Steve Dowden has big shoes to fill as the new chief executive of Invest Financial Corp., and his strategy is to switch to an older, more comfortable pair.

Dowden, who took over Nov. 2 and is also Invest's president, said the priority for his initial 90 days on the job is to restore banks and credit unions as the Tampa broker-dealer's primary service distribution focus.

This would backtrack a bit from the effort of his predecessor, the recently retired Lynn Niedermeier, to broaden the company's distribution effort to include independent advisers.

"We want to increase our penetration with banks," Dowden said in an interview. "I want to reach out to our bank partners and bank advisers. I want to understand how we bring them value and how we can continue to develop those relationships."

His plan has backers. In the eyes of some observers, Invest lost focus in recent years as it concentrated on adding relationships with independent advisers. The real growth opportunity is with banks and credit unions, analysts said.

"A relationship with a single bank is going to result in far greater sales and revenue than a relationship with 10 independent advisers," said Burton Greenwald of BJ Greenwald Associates in Philadelphia. "Due to market conditions, banks are very interested in partnering with a third-party investment provider rather than having to support their own proprietary platforms."
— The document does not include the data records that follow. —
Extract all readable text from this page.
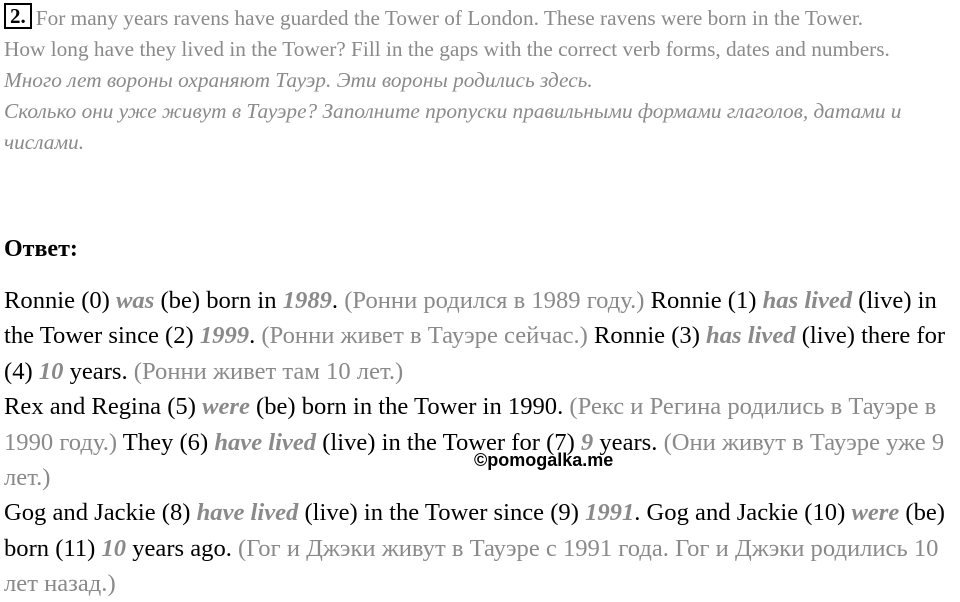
2. For many years ravens have guarded the Tower of London. These ravens were born in the Tower.

How long have they lived in the Tower? Fill in the gaps with the correct verb forms, dates and numbers.

Много лет вороны охраняют Тауэр. Эти вороны родились здесь.

Сколько они уже живут в Тауэре? Заполните пропуски правильными формами глаголов, датами и числами.

Ответ:

Ronnie (0) was (be) born in 1989. (Ронни родился в 1989 году.) Ronnie (1) has lived (live) in the Tower since (2) 1999. (Ронни живет в Тауэре сейчас.) Ronnie (3) has lived (live) there for (4) 10 years. (Ронни живет там 10 лет.)

Rex and Regina (5) were (be) born in the Tower in 1990. (Рекс и Регина родились в Тауэре в 1990 году.) They (6) have lived (live) in the Tower for (7) 9 years. (Они живут в Тауэре уже 9 лет.)

Gog and Jackie (8) have lived (live) in the Tower since (9) 1991. Gog and Jackie (10) were (be) born (11) 10 years ago. (Гог и Джэки живут в Тауэре с 1991 года. Гог и Джэки родились 10 лет назад.)

©pomogalka.me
Invest is a unit of Jackson National Life Insurance Co., a Lansing, Mich., subsidiary of London's Prudential PLC. It sells wealth management products and services to 120 banking companies. Dowden said Invest has a "tremendous" pipeline of banks with which it is preparing partnerships.

Invest increased the number of advisers using its platform by 19% during the first nine months of this year, to 1,080, as compared to the year earlier, but most of this growth was driven by the company's adding independent advisers, according to spokesman Andrew Silver.

Last year 45% of the advisers were in the bank channel, but this year that share has declined to 33%. Silver, who said the company would not break out the number of advisers in each channel, attributed the change in share to "an overall increase in reps in the independent channel and a slight decline in the bank channel."

Dowden said he wants to use "targeted marketing" to attract banks. This does not necessarily require Invest to increase its advertising and marketing, he said, but "we need to spend more wisely on marketing."

The 48-year-old executive was the president and CEO of Cuna Brokerage Services Inc., a unit of Cuna Mutual Group, an investment and insurance firm that serves credit unions. At Cuna he led a sales force of 550 advisers. Before that, he was the president of the investment and insurance program at the former IBM Mid America Employees Federal Credit Union.

Analysts said Invest will face competition from broker-dealers, including Raymond James Financial, that have a stronger foothold with banks. Dowden said Invest plans to "grow and evolve" in the bank market but would not specify how many banks it expects to add.

"Everyone knows that in this market environment, you need a partner to do business with," Dowden said. "These are challenging conditions. It is going to take a cooperative effort between a broker-dealer and a financial institution for growth."

Invest has added banks and credit unions already this year. In September, it announced partnerships with four banks — First United Bank in Crete, Ill.; AB&T National Bank in Albany, Ga.; United Community Bank in Blairsville, Ga., and Ouachita Independent Bank in Monroe, La. — that collectively have 129 branches and more than $8.8 billion of deposits.

In August, Invest added three credit unions — Royal Credit Union in Eau Claire, Wis.; Accentra Credit Union in Austin, Minn., and Cornerstone Federal Credit Union in Carlisle, Pa. — which collectively have 17 branches and more than $1.16 billion in total assets.

Dowden said Invest still wants to support independent advisers. "The channel has been a real growth area for us," he said. "We want to be able to support both channels in a balanced way, but we want to make sure that the industry knows we are committed to banks. … I think we have a wonderful foundation to grow both and to cross-pollinate across both."